Risk is a tricky subject. The moment you think you understand it, new conceptual difficulties emerge, and you find yourself back to square one.
The business community has a precise notion of risk. It is equivalent to volatility. And outcome variables follow a nice, neat normal distribution – something that is easy to characterize mathematically.
But when you look at the real world, that’s not really what it looks like. Yes – some aspects of business do follow normality – such as the IQ of candidates you invite to interview. But a lot of things don’t – like COVID-19.
Companies, however, are notoriously slow at perceiving the risks in their midst. As truck accident lawyers, Rosenfeld Lawyers, point out, thousands of executives get caught off-guard every year when members of the public sue their drivers. It’s not a “normally-distributed risk” but rather something that can hit you out of the blue.
How to think about risk rationally
For several decades, companies have found it fashionable to develop risk management plans. The idea here is to identify risks and then take steps to mitigate them using the appropriate degree of company resources. Firms will do all kinds of things to this end, from buying insurance to reducing exposure in specific markets.
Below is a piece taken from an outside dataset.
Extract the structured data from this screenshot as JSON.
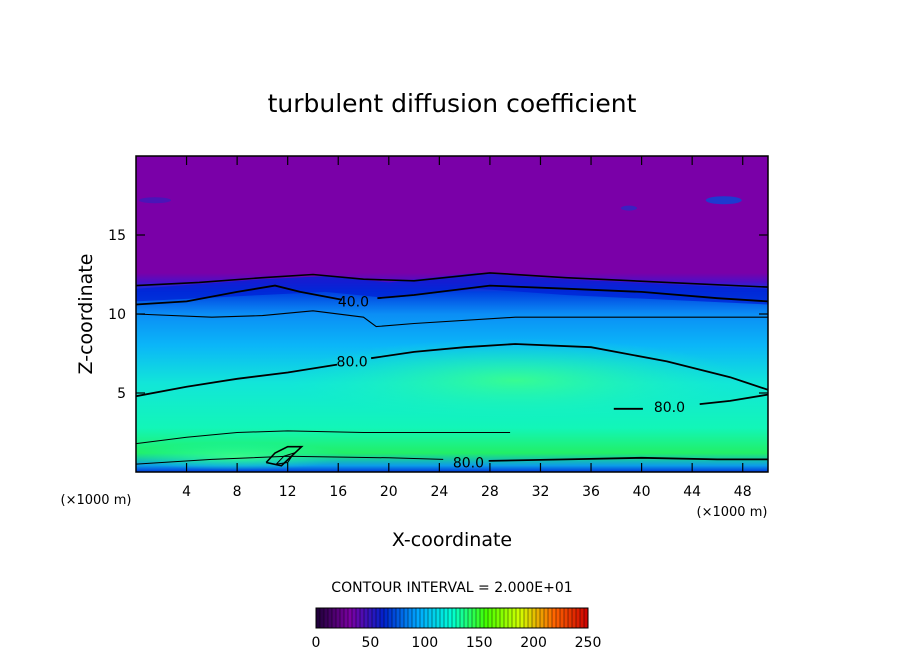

However, they base a lot of their thinking on old-fashioned notions of risk. Usually, they’ll look at the types of risk that they can easily plot on a histogram, like the numbers you get when you roll a dice. They don’t think carefully about the Black Swans – the unanticipated risks that come out of the blue. And those are almost always the ones that get them.
Blockbuster Video is a case in point. The VHS rental store was pretty much the only place you could go in the past if you wanted to rent a video. Streaming services didn’t exist twenty years ago. The chain could never imagine that the internet would come along and steal their thunder, but that is precisely what happened. A technological risk emerged out of seemingly nowhere and gutted their business model.
Mortgage lenders faced a similar kind of unexpected risk in the wake of the financial crisis. Most had assumed that money would keep flowing, no matter what, even if houses were becoming overpriced. Unfortunately, the moment subprime loans started turning bad, the system of bank lending locked up, and nobody could get the liquidity that they needed. The entire financial system nearly collapsed.
You can’t plot the most important risks on a chart
Risk, therefore, isn’t really something you can plot on a chart. If it were, then there would be no such thing as uncertainty. We’d be able to predict risk.
That, however, isn’t the nature of the world in which we live. So-called “tail risks” can come out of nowhere and devastate your operations at a moment’s notice. It could be something legal, environmental, technological, ecological, or financial, but you never know in advance. All you can do is prepare for the inevitable storm. Always assume that it is coming. Build up your business savings. And make sure that everyone understands why they exist.